Sabato, 18 Settembre 2021
Lo studio

Covid, scoperto un "super anticorpo" che neutralizza le varianti

È stato ribattezzato SARS2-38 ed è stato scoperto da un gruppo di ricercatori del della Washington University School of Medicine di St. Louis

Con la campagna di vaccinazione contro il coronavirus ormai entrata nel vivo, sono le varianti - in primis la Delta - a preoccupare di più e a catalizzare l’attenzione degli esperti nel tentativo di contenerle e combatterle. Alcune di quelle attualmente in circolazione sono infatti più resistenti anche ad alcune terapie con anticorpi che sono state sviluppate sulla base del virus “originale”, di fatto diverso da quello predominante oggi, e altre sconosciute continueranno a emergere.

Acquista dunque particolare importanza la scoperta di un gruppo di scienziati della Washington University School of Medicine di St. Louis, che ha individuato un anticorpo in grado di essere “"altamente protettivo a basse dosi contro un'ampia gamma di varianti virali”. La ricerca è stata pubblicata sulla rivista Immunity, e dimostra come un particolare anticorpo - SARS2-38 - attacchi una parte del virus che differisce di poco tra le diverse varianti, elemento che rende improbabile una resistenza e conferma l’efficacia nel combattere il virus.

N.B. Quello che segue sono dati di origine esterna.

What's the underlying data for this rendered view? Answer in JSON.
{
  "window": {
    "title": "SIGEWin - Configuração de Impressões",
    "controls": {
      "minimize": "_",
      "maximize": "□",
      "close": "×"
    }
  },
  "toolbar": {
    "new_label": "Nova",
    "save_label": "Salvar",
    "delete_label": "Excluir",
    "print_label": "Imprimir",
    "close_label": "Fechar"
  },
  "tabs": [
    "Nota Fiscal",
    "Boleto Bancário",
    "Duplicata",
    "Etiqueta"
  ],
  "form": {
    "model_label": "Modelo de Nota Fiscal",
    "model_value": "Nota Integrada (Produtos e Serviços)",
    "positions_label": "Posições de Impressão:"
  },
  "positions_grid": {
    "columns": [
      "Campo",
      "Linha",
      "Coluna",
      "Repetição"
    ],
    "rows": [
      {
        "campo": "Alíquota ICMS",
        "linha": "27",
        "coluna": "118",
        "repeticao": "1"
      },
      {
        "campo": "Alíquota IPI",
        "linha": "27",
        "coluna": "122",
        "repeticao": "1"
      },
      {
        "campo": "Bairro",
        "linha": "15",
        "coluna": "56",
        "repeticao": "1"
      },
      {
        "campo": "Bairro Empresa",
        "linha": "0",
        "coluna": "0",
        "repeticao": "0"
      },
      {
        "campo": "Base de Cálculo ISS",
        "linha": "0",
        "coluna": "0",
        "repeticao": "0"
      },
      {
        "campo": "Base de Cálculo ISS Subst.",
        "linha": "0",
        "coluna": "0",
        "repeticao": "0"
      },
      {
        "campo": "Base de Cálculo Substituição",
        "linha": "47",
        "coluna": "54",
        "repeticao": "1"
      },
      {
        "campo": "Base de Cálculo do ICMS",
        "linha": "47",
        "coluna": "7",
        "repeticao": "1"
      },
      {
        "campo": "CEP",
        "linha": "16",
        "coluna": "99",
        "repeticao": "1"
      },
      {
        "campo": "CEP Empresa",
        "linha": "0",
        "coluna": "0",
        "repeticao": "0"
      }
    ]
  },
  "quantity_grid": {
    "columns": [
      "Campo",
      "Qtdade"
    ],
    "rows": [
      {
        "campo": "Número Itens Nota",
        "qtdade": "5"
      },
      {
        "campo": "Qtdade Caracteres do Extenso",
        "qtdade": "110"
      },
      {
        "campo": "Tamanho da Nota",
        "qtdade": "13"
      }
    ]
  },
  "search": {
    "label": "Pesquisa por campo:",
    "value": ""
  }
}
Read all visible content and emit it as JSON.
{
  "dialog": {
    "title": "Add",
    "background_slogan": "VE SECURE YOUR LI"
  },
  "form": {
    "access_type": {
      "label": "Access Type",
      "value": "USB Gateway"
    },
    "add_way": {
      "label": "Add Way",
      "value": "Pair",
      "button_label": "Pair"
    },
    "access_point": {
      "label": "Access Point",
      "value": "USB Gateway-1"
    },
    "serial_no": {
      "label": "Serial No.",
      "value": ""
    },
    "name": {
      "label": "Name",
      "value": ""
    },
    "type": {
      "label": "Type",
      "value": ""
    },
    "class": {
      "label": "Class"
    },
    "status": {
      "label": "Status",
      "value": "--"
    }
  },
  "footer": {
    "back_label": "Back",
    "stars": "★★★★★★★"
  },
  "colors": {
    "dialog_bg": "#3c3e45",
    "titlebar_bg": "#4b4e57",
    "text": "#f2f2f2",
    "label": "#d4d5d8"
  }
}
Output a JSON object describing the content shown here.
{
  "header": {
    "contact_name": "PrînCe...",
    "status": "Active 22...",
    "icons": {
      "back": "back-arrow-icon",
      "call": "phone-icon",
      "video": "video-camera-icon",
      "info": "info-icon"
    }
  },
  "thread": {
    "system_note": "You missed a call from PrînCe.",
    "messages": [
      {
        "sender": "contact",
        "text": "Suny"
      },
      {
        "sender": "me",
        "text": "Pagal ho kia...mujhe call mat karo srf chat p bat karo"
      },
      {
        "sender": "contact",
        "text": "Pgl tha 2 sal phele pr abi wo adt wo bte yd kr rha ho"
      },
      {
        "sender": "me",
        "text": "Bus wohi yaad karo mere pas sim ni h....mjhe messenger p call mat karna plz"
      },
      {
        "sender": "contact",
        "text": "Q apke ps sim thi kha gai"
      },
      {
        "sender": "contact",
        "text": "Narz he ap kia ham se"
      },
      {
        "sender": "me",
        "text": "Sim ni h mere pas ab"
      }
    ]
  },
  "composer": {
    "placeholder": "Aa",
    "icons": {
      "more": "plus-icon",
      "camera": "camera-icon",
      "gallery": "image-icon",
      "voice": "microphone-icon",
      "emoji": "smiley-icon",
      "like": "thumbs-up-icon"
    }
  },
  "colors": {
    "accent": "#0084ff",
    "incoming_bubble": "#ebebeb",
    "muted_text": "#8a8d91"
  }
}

"Gli anticorpi attuali possono funzionare contro alcune ma non contro tutte le varianti", ha detto l'autore senior dello studio, il dottor Michael S. Diamond, professore di medicina di Herbert S. Gasser, aggiungendo che “probabilmente il virus continuerà a evolversi nel tempo e nello spazio. Avere anticorpi ampiamente neutralizzanti ed efficaci che funzionano individualmente e che possono essere accoppiati per creare nuove combinazioni probabilmente preverrà la resistenza”.

Come funziona il “super anticorpo”

SARS-CoV-2, il virus che causa la covid-19, utilizza una proteina chiamata “spike” per attaccare e invadere le cellule dell’apparato respiratorio. Gli anticorpi che impediscono alla proteina spie di attaccarsi alle cellule neutralizzano il virus e prevengono la malattia, ma molte varianti hanno acquisito mutazioni nei loro geni spike che consentono loro di eludere alcuni anticorpi generati contro il ceppo originale, minando l'efficacia delle terapie.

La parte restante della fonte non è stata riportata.